Terceirização lícita não protege simulação: O CARF reconheceu a orientação do STF sobre a licitude da terceirização e da contratação de pessoas jurídicas. Mas a decisão distinguiu liberdade de organização empresarial de estruturas simuladas. Para o colegiado, quando a forma jurídica encobre a realidade da relação remuneratória, a autoridade fiscal pode lançar as contribuições previdenciárias devidas.

A forma documental cedeu à realidade operacional: O acórdão destacou um conjunto de elementos concretos:

• contrato de experiência como diretor, apesar de atuação anterior;

• assinatura da própria contratação pelo diretor;

• pagamento formal em folha inferior ao de subordinados;

• notas fiscais emitidas exclusivamente à mesma empresa;

• PJ constituída com capital social de R$ 10 mil;

• PJ sem empregados e sem estrutura operacional compatível;

• procurações com poderes amplos para administrar a empresa.

Remuneração executiva exige coerência: O julgamento mostra que estruturas de contratação de executivos não são avaliadas apenas pelo contrato.

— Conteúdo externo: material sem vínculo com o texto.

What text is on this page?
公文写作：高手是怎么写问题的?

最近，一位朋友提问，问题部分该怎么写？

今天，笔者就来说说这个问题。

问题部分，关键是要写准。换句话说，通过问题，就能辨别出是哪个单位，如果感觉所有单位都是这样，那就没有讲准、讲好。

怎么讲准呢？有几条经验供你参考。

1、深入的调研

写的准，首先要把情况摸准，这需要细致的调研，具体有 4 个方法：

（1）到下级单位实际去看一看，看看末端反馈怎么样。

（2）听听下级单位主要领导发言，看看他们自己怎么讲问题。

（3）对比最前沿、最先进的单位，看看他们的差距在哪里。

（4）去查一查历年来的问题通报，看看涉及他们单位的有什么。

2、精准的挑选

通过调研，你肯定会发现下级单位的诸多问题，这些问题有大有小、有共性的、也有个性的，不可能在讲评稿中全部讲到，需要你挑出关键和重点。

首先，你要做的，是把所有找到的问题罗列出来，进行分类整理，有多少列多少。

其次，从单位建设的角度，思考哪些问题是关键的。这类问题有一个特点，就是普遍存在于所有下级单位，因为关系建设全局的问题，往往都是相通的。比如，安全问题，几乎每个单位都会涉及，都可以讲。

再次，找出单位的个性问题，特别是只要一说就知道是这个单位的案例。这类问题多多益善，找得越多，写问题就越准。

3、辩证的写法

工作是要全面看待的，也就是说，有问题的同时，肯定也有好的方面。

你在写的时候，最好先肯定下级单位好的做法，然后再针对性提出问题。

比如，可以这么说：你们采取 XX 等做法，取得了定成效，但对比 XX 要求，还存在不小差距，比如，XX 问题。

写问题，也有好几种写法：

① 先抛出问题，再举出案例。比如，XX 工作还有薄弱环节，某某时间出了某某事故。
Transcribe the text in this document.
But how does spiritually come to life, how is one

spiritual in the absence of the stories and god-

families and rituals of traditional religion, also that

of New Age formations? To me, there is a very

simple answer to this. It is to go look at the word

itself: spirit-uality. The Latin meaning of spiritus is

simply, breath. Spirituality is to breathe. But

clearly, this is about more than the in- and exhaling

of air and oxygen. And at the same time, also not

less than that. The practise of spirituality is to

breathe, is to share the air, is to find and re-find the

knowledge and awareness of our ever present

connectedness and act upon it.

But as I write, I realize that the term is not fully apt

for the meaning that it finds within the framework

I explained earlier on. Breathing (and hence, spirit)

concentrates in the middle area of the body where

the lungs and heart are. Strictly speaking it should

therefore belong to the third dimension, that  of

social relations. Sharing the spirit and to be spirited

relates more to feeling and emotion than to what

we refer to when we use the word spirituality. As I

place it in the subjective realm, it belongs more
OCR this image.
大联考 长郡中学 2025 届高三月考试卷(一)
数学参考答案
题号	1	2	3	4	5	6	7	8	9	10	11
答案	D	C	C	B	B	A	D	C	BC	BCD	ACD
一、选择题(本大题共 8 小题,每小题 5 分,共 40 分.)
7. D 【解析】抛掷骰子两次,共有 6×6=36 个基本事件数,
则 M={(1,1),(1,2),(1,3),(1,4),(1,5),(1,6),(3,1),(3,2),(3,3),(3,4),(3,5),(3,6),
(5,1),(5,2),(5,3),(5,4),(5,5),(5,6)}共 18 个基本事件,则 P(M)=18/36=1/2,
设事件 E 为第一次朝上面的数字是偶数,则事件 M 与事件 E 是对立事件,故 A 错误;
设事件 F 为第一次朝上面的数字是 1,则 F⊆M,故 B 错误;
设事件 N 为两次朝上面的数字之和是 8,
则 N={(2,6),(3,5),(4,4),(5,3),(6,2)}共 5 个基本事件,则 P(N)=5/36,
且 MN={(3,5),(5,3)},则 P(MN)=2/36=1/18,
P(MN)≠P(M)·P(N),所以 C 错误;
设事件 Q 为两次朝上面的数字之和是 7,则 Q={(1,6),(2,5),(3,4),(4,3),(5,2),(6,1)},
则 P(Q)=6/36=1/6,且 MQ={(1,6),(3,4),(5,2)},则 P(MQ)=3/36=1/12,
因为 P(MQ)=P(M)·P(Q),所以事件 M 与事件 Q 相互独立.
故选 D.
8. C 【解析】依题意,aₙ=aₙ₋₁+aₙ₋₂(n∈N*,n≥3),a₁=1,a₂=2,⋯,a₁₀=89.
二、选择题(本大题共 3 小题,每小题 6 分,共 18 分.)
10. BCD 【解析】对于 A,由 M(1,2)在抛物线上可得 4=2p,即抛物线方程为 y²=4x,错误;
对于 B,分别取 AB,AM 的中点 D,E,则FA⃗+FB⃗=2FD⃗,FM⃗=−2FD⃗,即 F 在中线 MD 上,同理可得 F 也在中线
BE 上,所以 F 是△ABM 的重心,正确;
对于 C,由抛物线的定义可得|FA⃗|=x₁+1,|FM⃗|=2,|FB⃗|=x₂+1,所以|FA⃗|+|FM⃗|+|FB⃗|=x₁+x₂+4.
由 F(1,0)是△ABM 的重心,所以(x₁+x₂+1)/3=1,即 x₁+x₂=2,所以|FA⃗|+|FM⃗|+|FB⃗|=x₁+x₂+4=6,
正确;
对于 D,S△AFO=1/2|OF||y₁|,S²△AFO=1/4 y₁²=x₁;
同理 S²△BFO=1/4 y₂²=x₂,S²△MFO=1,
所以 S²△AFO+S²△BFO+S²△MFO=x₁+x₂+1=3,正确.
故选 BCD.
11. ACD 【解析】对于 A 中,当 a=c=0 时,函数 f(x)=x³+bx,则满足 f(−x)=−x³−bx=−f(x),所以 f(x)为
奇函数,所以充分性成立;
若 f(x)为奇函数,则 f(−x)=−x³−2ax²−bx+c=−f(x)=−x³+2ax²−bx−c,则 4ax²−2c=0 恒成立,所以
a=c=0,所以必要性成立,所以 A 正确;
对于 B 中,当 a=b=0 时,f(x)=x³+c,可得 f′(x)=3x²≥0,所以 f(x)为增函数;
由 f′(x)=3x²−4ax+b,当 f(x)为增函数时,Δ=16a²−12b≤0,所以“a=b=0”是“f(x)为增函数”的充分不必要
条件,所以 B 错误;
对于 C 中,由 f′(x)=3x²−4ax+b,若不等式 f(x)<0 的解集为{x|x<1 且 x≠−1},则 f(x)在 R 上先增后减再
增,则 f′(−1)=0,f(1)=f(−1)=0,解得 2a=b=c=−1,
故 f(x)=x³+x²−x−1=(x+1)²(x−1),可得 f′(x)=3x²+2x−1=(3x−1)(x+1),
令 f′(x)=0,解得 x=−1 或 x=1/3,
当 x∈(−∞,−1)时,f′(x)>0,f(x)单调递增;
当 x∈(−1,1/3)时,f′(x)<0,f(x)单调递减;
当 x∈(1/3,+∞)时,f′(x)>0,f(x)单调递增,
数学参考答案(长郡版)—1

O risco aumenta quando a PJ contratada não possui clientes, estrutura, despesas ou independência operacional. Em termos de gestão, o ponto sensível não é a existência da PJ, mas a coerência entre contrato, operação, governança e fluxo financeiro.

No caso concreto, a PJ emitia notas apenas para a empresa autuada, não tinha estrutura própria e havia faturado mais de R$ 8,5 milhões à mesma tomadora. Também foram apontados e-mail institucional da tomadora, telefone coincidente, ausência de despesas básicas e procurações com poderes amplos de administração. O CARF manteve a requalificação dos pagamentos como remuneração sujeita a contribuições previdenciárias. A multa qualificada foi reduzida de 150% para 100%.